La réalité de l’athlète tourne presque exclusivement autour du sport pratiqué, et cela pendant une bonne partie de sa vie. La diète, les pratiques et les compétitions font partie du quotidien des sportif·ive·s de haut niveau, mais qu’arrive-t-il lors de la saison morte ou lorsque l’heure de la retraite a sonné ?

 

Au cours des treize dernières années, Maxime Valois-Fortier a représenté le Canada au judo dans la catégorie des moins de 81 kg et il a eu l’honneur de représenter le pays lors des trois dernières éditions des Jeux olympiques (JO). Le judoka québécois a décroché une médaille de bronze lors des JO de Londres en 2012, mais c’est à l’âge de 15-16 ans qu’il a décidé de faire de la compétition sérieusement.

 

Une journée typique pour le sportif en temps de compétition commence dans les environs de 9 h du matin avec un entrainement axé sur la technique ou la préparation physique. Ensuite, un temps de repos est prévu pour aller diner. Les athlètes qui suivent des cours académiques y vont durant l’après-midi pour finalement revenir au centre de judo vers l’heure du souper pour l’entrainement principal, qui dure environ deux heures. Lors des journées de compétition, les combats se déroulent sur une journée, commencent vers 9-10 h et se terminent vers 17 h, si tout se déroule bien. Une fois le calendrier olympique ou de compétition terminé, Maxime Valois-Fortier prend le temps de se reposer et de penser à la suite des choses. Le québécois de 31 ans prend aussi le temps de reconnecter avec sa famille et ses ami·e·s, qu’il n’a pas vu·e·s depuis plusieurs mois en raison de la préparation requise pour les Olympiques.

 

Un quotidien plus ennuyeux qu’on le pense

La vie d’un·e athlète n’est pas toujours ce que l’on imagine. En effet, les performances diffusées à la télévision cachent un quotidien dit « ennuyeux » par le médaillé de bronze olympique.
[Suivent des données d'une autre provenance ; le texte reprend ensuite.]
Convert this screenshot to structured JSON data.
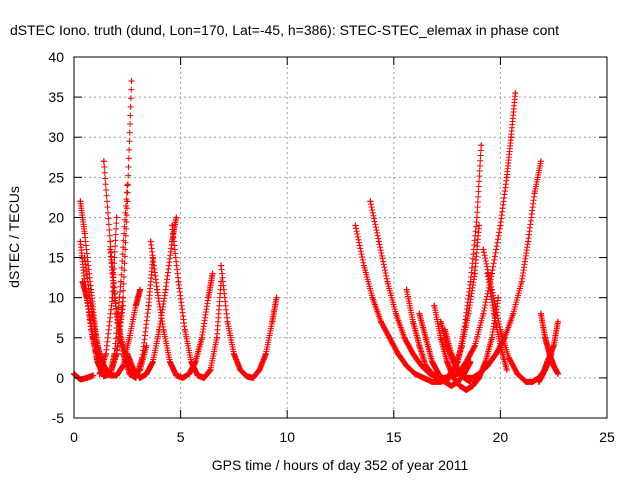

Un·e sportif·ive de haut niveau doit se soucier de plusieurs éléments qui pourraient avoir un impact sur sa performance, comme la diète, la qualité de sommeil et l’hygiène de vie.

La discipline au niveau de la nutrition a été le défi le plus difficile pendant plusieurs années pour Maxime Valois-Fortin à un niveau presque émotionnel, en raison de son amour pour la nourriture.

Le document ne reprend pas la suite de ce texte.